I think we’re a long way from that. But there’s also the classic hypothetical case of the deaf couple who want to have a deaf baby, so they want a prenatal test, and they want you to abort if the child is a hearing child. I don’t think doctors have any business doing that. And I think it’s very easy to say no way.

Some people compare prenatal genetic screening with the eugenics movements of the early twentieth century. Do you agree?

There’s nothing that’s forbidden right now. So the direction in which we’re heading is to permit individuals to use the medical technology in almost any way that they want to. Still, right now, these practices are seen primarily as a medical market good, which puts it beyond a lot of government control, whereas many of the eugenics programs used government coercion, dictating who shall and shall not have children based on a genetic ideal.

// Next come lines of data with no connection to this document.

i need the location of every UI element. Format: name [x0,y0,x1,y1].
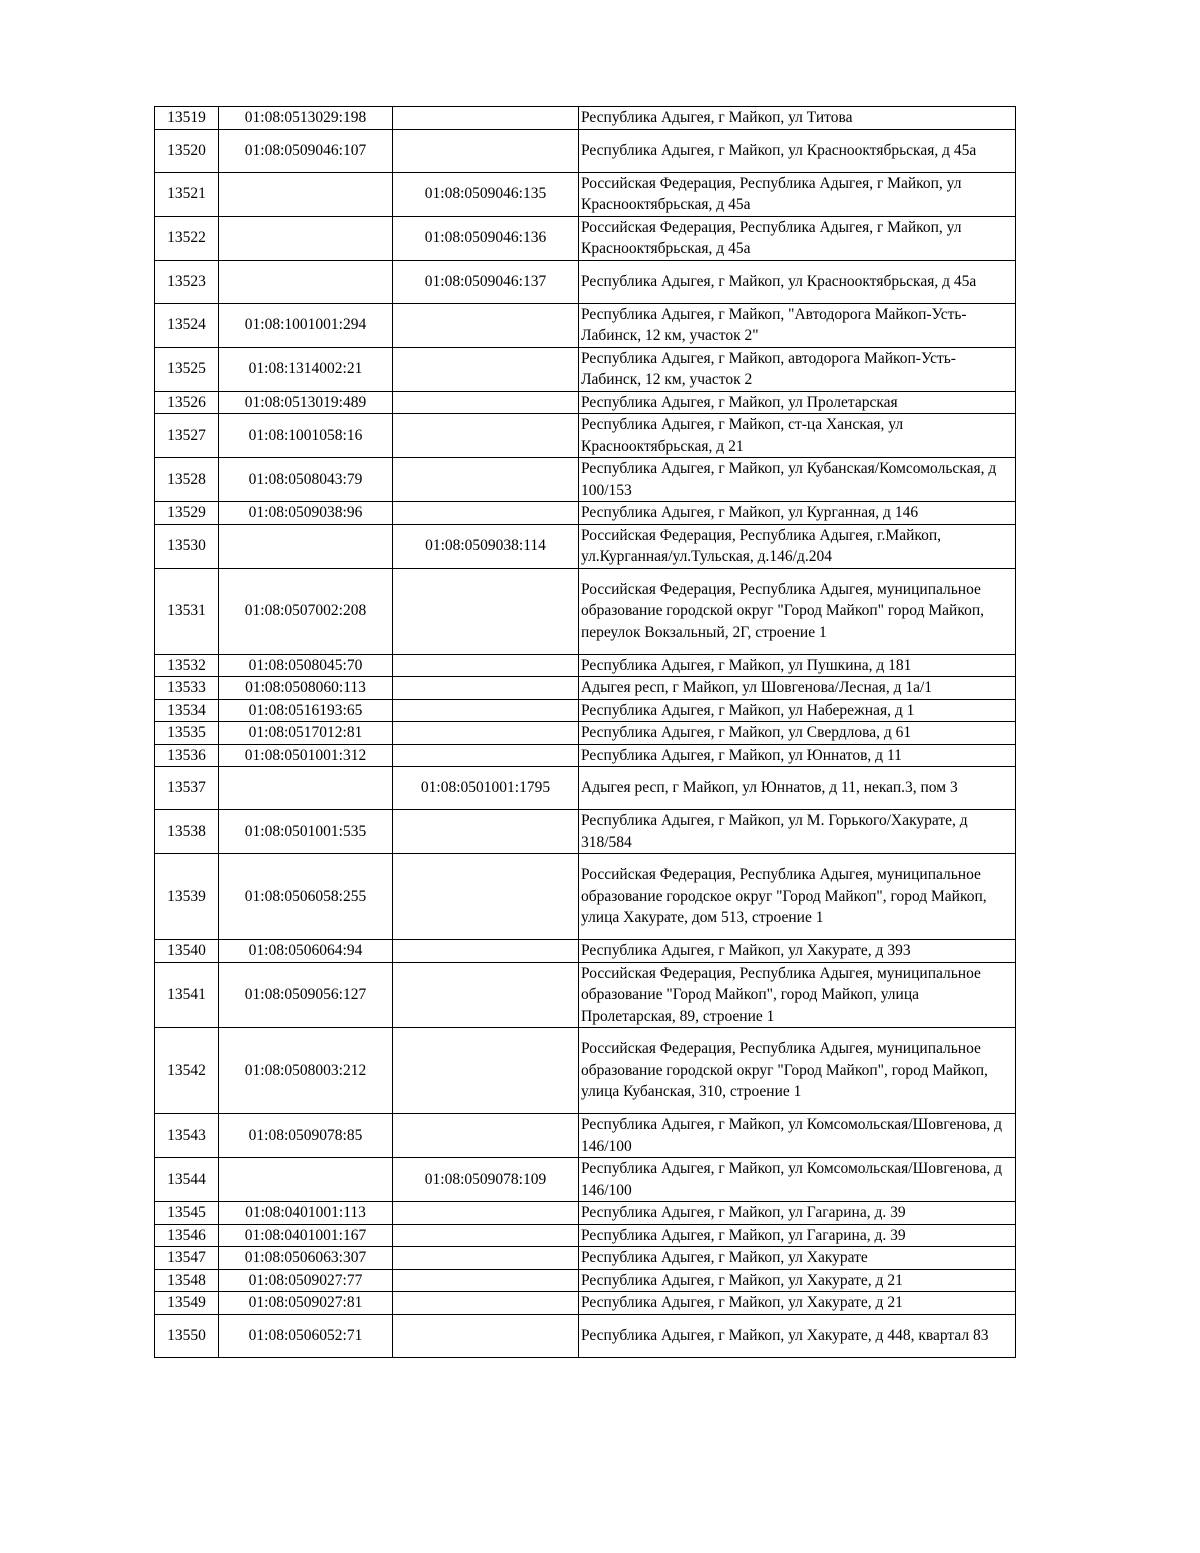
cadastral-number-cell: 01:08:1314002:21 [219,347,393,391]
table-row [155,854,1016,940]
table-row [155,962,1016,1028]
related-cadastral-number-cell: 01:08:0509038:114 [393,524,579,568]
row-number-cell: 13535 [155,722,219,745]
table-row [155,1224,1016,1247]
address-cell: Республика Адыгея, г Майкоп, автодорога Майкоп-Усть-Лабинск, 12 км, участок 2 [579,347,1016,391]
address-cell: Российская Федерация, Республика Адыгея, муниципальное образование городской округ "Город Майкоп" город Майкоп, переулок Вокзальный, 2Г, строение 1 [579,568,1016,654]
cadastral-number-cell [219,216,393,260]
row-number-cell: 13545 [155,1202,219,1225]
row-number-cell: 13543 [155,1114,219,1158]
related-cadastral-number-cell [393,568,579,654]
related-cadastral-number-cell [393,810,579,854]
row-number-cell: 13537 [155,767,219,810]
row-number-cell: 13536 [155,744,219,767]
related-cadastral-number-cell: 01:08:0509078:109 [393,1158,579,1202]
cadastral-number-cell: 01:08:0517012:81 [219,722,393,745]
cadastral-number-cell: 01:08:0501001:312 [219,744,393,767]
cadastral-number-cell: 01:08:0507002:208 [219,568,393,654]
row-number-cell: 13526 [155,391,219,414]
related-cadastral-number-cell [393,107,579,130]
cadastral-number-cell: 01:08:0509078:85 [219,1114,393,1158]
row-number-cell: 13522 [155,216,219,260]
cadastral-number-cell: 01:08:0508045:70 [219,654,393,677]
table-row [155,1158,1016,1202]
row-number-cell: 13533 [155,677,219,700]
property-table [154,106,1016,1358]
address-cell: Республика Адыгея, г Майкоп, ул Пушкина, д 181 [579,654,1016,677]
table-row [155,1314,1016,1357]
row-number-cell: 13525 [155,347,219,391]
table-row [155,391,1016,414]
row-number-cell: 13542 [155,1028,219,1114]
address-cell: Республика Адыгея, г Майкоп, "Автодорога Майкоп-Усть-Лабинск, 12 км, участок 2" [579,303,1016,347]
address-cell: Российская Федерация, Республика Адыгея, г Майкоп, ул Краснооктябрьская, д 45а [579,172,1016,216]
address-cell: Российская Федерация, Республика Адыгея, муниципальное образование городской округ "Город Майкоп", город Майкоп, улица Кубанская, 310, строение 1 [579,1028,1016,1114]
address-cell: Республика Адыгея, г Майкоп, ул Набережная, д 1 [579,699,1016,722]
row-number-cell: 13544 [155,1158,219,1202]
related-cadastral-number-cell [393,1247,579,1270]
cadastral-number-cell: 01:08:0508043:79 [219,458,393,502]
row-number-cell: 13547 [155,1247,219,1270]
cadastral-number-cell [219,1158,393,1202]
row-number-cell: 13529 [155,502,219,525]
row-number-cell: 13550 [155,1314,219,1357]
address-cell: Республика Адыгея, г Майкоп, ул Хакурате, д 21 [579,1269,1016,1292]
table-row [155,216,1016,260]
property-table-body [155,107,1016,1358]
related-cadastral-number-cell [393,414,579,458]
table-row [155,1202,1016,1225]
related-cadastral-number-cell [393,699,579,722]
table-row [155,810,1016,854]
related-cadastral-number-cell [393,1114,579,1158]
related-cadastral-number-cell [393,129,579,172]
cadastral-number-cell: 01:08:1001058:16 [219,414,393,458]
cadastral-number-cell: 01:08:0506063:307 [219,1247,393,1270]
cadastral-number-cell: 01:08:0506064:94 [219,940,393,963]
cadastral-number-cell: 01:08:0509046:107 [219,129,393,172]
cadastral-number-cell: 01:08:0513019:489 [219,391,393,414]
table-row [155,414,1016,458]
table-row [155,172,1016,216]
related-cadastral-number-cell [393,1202,579,1225]
cadastral-number-cell: 01:08:0513029:198 [219,107,393,130]
cadastral-number-cell: 01:08:0509027:77 [219,1269,393,1292]
table-row [155,347,1016,391]
table-row [155,568,1016,654]
address-cell: Адыгея респ, г Майкоп, ул Шовгенова/Лесная, д 1а/1 [579,677,1016,700]
cadastral-number-cell: 01:08:0509038:96 [219,502,393,525]
table-row [155,699,1016,722]
related-cadastral-number-cell [393,347,579,391]
table-row [155,129,1016,172]
cadastral-number-cell: 01:08:0508003:212 [219,1028,393,1114]
address-cell: Республика Адыгея, г Майкоп, ул Кубанская/Комсомольская, д 100/153 [579,458,1016,502]
row-number-cell: 13548 [155,1269,219,1292]
address-cell: Российская Федерация, Республика Адыгея, г Майкоп, ул Краснооктябрьская, д 45а [579,216,1016,260]
related-cadastral-number-cell: 01:08:0509046:135 [393,172,579,216]
row-number-cell: 13527 [155,414,219,458]
address-cell: Республика Адыгея, г Майкоп, ул Комсомольская/Шовгенова, д 146/100 [579,1114,1016,1158]
related-cadastral-number-cell [393,1224,579,1247]
table-row [155,260,1016,303]
table-row [155,303,1016,347]
table-row [155,1028,1016,1114]
cadastral-number-cell [219,767,393,810]
cadastral-number-cell: 01:08:0506058:255 [219,854,393,940]
cadastral-number-cell: 01:08:1001001:294 [219,303,393,347]
related-cadastral-number-cell [393,744,579,767]
address-cell: Республика Адыгея, г Майкоп, ул Свердлова, д 61 [579,722,1016,745]
address-cell: Республика Адыгея, г Майкоп, ул Гагарина, д. 39 [579,1224,1016,1247]
cadastral-number-cell [219,172,393,216]
related-cadastral-number-cell [393,1292,579,1315]
row-number-cell: 13520 [155,129,219,172]
address-cell: Республика Адыгея, г Майкоп, ул М. Горького/Хакурате, д 318/584 [579,810,1016,854]
row-number-cell: 13539 [155,854,219,940]
cadastral-number-cell: 01:08:0509027:81 [219,1292,393,1315]
address-cell: Адыгея респ, г Майкоп, ул Юннатов, д 11, некап.3, пом 3 [579,767,1016,810]
row-number-cell: 13528 [155,458,219,502]
address-cell: Республика Адыгея, г Майкоп, ул Краснооктябрьская, д 45а [579,260,1016,303]
table-row [155,722,1016,745]
table-row [155,502,1016,525]
address-cell: Республика Адыгея, г Майкоп, ул Хакурате, д 393 [579,940,1016,963]
cadastral-number-cell: 01:08:0509056:127 [219,962,393,1028]
row-number-cell: 13549 [155,1292,219,1315]
row-number-cell: 13524 [155,303,219,347]
address-cell: Республика Адыгея, г Майкоп, ул Титова [579,107,1016,130]
table-row [155,744,1016,767]
address-cell: Российская Федерация, Республика Адыгея, муниципальное образование "Город Майкоп", город Майкоп, улица Пролетарская, 89, строение 1 [579,962,1016,1028]
cadastral-number-cell: 01:08:0516193:65 [219,699,393,722]
cadastral-number-cell [219,260,393,303]
cadastral-number-cell: 01:08:0508060:113 [219,677,393,700]
related-cadastral-number-cell [393,654,579,677]
address-cell: Российская Федерация, Республика Адыгея, муниципальное образование городское округ "Город Майкоп", город Майкоп, улица Хакурате, дом 513, строение 1 [579,854,1016,940]
cadastral-number-cell: 01:08:0501001:535 [219,810,393,854]
row-number-cell: 13534 [155,699,219,722]
row-number-cell: 13523 [155,260,219,303]
address-cell: Республика Адыгея, г Майкоп, ул Комсомольская/Шовгенова, д 146/100 [579,1158,1016,1202]
table-row [155,458,1016,502]
table-row [155,677,1016,700]
address-cell: Республика Адыгея, г Майкоп, ул Юннатов, д 11 [579,744,1016,767]
table-row [155,1247,1016,1270]
row-number-cell: 13541 [155,962,219,1028]
table-row [155,524,1016,568]
table-row [155,1269,1016,1292]
table-row [155,1292,1016,1315]
related-cadastral-number-cell [393,940,579,963]
cadastral-number-cell: 01:08:0401001:113 [219,1202,393,1225]
related-cadastral-number-cell: 01:08:0509046:136 [393,216,579,260]
related-cadastral-number-cell [393,722,579,745]
related-cadastral-number-cell: 01:08:0501001:1795 [393,767,579,810]
address-cell: Республика Адыгея, г Майкоп, ул Хакурате, д 21 [579,1292,1016,1315]
address-cell: Республика Адыгея, г Майкоп, ул Гагарина, д. 39 [579,1202,1016,1225]
cadastral-number-cell: 01:08:0506052:71 [219,1314,393,1357]
address-cell: Республика Адыгея, г Майкоп, ул Краснооктябрьская, д 45а [579,129,1016,172]
related-cadastral-number-cell [393,458,579,502]
address-cell: Республика Адыгея, г Майкоп, ул Курганная, д 146 [579,502,1016,525]
related-cadastral-number-cell [393,677,579,700]
cadastral-number-cell: 01:08:0401001:167 [219,1224,393,1247]
related-cadastral-number-cell: 01:08:0509046:137 [393,260,579,303]
cadastral-number-cell [219,524,393,568]
address-cell: Республика Адыгея, г Майкоп, ул Хакурате, д 448, квартал 83 [579,1314,1016,1357]
row-number-cell: 13521 [155,172,219,216]
table-row [155,1114,1016,1158]
row-number-cell: 13540 [155,940,219,963]
table-row [155,767,1016,810]
address-cell: Республика Адыгея, г Майкоп, ст-ца Ханская, ул Краснооктябрьская, д 21 [579,414,1016,458]
row-number-cell: 13530 [155,524,219,568]
table-row [155,107,1016,130]
related-cadastral-number-cell [393,1314,579,1357]
table-row [155,654,1016,677]
related-cadastral-number-cell [393,1028,579,1114]
related-cadastral-number-cell [393,854,579,940]
related-cadastral-number-cell [393,1269,579,1292]
table-row [155,940,1016,963]
address-cell: Республика Адыгея, г Майкоп, ул Пролетарская [579,391,1016,414]
row-number-cell: 13531 [155,568,219,654]
related-cadastral-number-cell [393,303,579,347]
row-number-cell: 13519 [155,107,219,130]
address-cell: Республика Адыгея, г Майкоп, ул Хакурате [579,1247,1016,1270]
row-number-cell: 13538 [155,810,219,854]
row-number-cell: 13546 [155,1224,219,1247]
address-cell: Российская Федерация, Республика Адыгея, г.Майкоп, ул.Курганная/ул.Тульская, д.146/д.204 [579,524,1016,568]
related-cadastral-number-cell [393,502,579,525]
related-cadastral-number-cell [393,962,579,1028]
related-cadastral-number-cell [393,391,579,414]
row-number-cell: 13532 [155,654,219,677]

Today, there are a lot of studies of genetic associations with diseases that are more prevalent in a particular racial or ethnic group. And the question is, at what point do you identify an ethnic group as genetically suspect? You don’t have to say they shouldn’t have babies or they shouldn’t live. You could just say, we’re going to charge you higher insurance premiums, or we’re not going to hire you because you’re likely to get sick and become a more expensive employee. So, anytime you do that, obviously, you have a possibility or even a probability of discrimination, whether the correlation is real or not.

Geneticists will tell you that there’s more genetic diversity within ethnic groups than there is between one ethnic group and another, which means that even if you have some correlations within that ethnic group, you have no idea whether this particular person has that problem, but he may have a higher probability of having it than someone in the general population. That could be, in some clinical circumstances, useful information. But I’d say these are studies you need to be very, very careful with.

Should there be any laws against certain genetic testing of embryos or fetuses?

I don’t think so. Not yet. The last group I want involved in this is Congress. Now, if doctors start doing things that aren’t medical, that’s a different question; then somebody’s got to say you can’t do that. I don’t think they’ve crossed the line yet, as a group. But again, we’ve got to go back to our early history of sterilization in the United States and then Nazi Germany and ask, if we get the state involved in reproduction, then where will we go next? But we can only avoid it if physicians take very strong ethical positions and follow them. The physicians cannot have the consumer model.